Dr. Djukic, of course, works in New York—the only state to mandate the ‘BSN in 10’ concept by which all newly licensed nurses to obtain a baccalaureate degree within 10 years of licensure. The law was a long time in the making, so there are varying degrees (no pun intended) of uncertainty regarding the likelihood of other states enacting similar laws.
“How do you fix it? Do you require all nurses to receive bachelor’s degrees?” asked Dr. Djukic. “Or as an employer, you can mandate your employees to get a baccalaureate-level education.”
Some have gone as far as to suggest preferential hiring practices for those nurses with bachelor’s level degrees, or at the very least requiring nurses with associate’s degrees to obtain a bachelor’s degree within a certain period of time as a condition of maintaining their employment.
“In New York City, that’s not an issue,” Dr. Djukic explained. “There are plenty of baccalaureate-prepared nurses.”
“But in a rural area or other areas with shortages, employers will tell you, ‘We don’t have a choice—we hire whomever can hire.’”

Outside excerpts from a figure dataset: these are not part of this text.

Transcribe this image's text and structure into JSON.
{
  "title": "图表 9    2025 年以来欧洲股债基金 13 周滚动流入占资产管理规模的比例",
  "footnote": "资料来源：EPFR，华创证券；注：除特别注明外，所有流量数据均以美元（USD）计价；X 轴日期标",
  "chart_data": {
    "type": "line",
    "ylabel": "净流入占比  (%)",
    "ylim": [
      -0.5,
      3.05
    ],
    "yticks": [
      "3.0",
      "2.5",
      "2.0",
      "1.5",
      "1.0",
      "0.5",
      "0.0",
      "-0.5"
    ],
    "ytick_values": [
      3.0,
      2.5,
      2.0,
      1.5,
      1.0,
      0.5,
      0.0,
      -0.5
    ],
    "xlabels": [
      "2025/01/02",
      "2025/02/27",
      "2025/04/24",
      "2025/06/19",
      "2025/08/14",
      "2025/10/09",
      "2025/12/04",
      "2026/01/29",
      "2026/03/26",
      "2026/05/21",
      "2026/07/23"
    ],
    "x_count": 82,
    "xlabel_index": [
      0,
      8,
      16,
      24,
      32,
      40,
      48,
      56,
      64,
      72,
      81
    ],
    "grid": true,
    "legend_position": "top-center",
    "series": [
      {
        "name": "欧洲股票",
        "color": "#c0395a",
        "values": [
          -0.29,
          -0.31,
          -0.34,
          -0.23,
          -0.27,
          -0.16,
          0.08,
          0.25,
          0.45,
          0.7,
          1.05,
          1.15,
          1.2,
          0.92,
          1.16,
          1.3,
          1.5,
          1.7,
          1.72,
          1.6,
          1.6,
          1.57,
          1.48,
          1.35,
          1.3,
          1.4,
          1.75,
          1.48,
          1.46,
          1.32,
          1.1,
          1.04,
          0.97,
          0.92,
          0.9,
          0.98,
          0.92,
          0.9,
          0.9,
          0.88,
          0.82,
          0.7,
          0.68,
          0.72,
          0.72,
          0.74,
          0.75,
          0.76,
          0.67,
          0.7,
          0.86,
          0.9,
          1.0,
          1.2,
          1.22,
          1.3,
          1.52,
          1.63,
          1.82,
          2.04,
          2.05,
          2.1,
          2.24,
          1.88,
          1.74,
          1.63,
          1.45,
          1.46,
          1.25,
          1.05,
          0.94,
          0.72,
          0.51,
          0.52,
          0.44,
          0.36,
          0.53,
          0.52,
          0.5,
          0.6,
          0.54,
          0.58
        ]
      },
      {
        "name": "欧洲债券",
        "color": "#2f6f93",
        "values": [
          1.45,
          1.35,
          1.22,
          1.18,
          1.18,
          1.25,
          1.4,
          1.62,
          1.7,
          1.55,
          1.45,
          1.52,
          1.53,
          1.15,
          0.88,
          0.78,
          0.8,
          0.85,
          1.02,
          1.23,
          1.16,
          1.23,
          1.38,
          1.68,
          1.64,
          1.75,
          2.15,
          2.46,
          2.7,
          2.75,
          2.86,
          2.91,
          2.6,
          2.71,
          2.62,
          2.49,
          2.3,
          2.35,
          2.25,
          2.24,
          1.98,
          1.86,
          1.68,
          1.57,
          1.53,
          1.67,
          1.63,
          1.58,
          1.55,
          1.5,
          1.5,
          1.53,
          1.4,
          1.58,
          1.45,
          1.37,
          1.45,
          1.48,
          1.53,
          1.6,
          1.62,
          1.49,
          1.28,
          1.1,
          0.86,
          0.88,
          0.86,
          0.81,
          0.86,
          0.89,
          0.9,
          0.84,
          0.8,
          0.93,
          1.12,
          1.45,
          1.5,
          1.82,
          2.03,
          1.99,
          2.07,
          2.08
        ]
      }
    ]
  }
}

This is where the transitional program would come into play—the idea of hiring nurses with associate’s degrees with the requirement or the understanding that they will pursue a bachelor’s degree within a designated time frame. “You can fund them for their schooling as an employer,” said Dr. Djukic. “If it’s an issue of supply, that’s fine, but they can still pursue higher education.”
The fundamental issue, it would appear, is whether or not employers see the increased value of the bachelor’s degree within the nursing field. By incentivizing nurses to pursue higher education, employers can have a tangible impact on moving the profession at large in the direction of the bachelor’s degree.
“In my view, that is the most effective strategy,” said Dr. Djukic. “You can require the bachelor’s degree, while strategizing how to incentivize your workforce to pursue higher education.
“Is it money? Is it time off? Is it flexibility around scheduling to give them time to complete the degree? We don’t have those answers, but we can show the value of baccalaureate education. These incentives will likely work more quickly than passing state legislation.”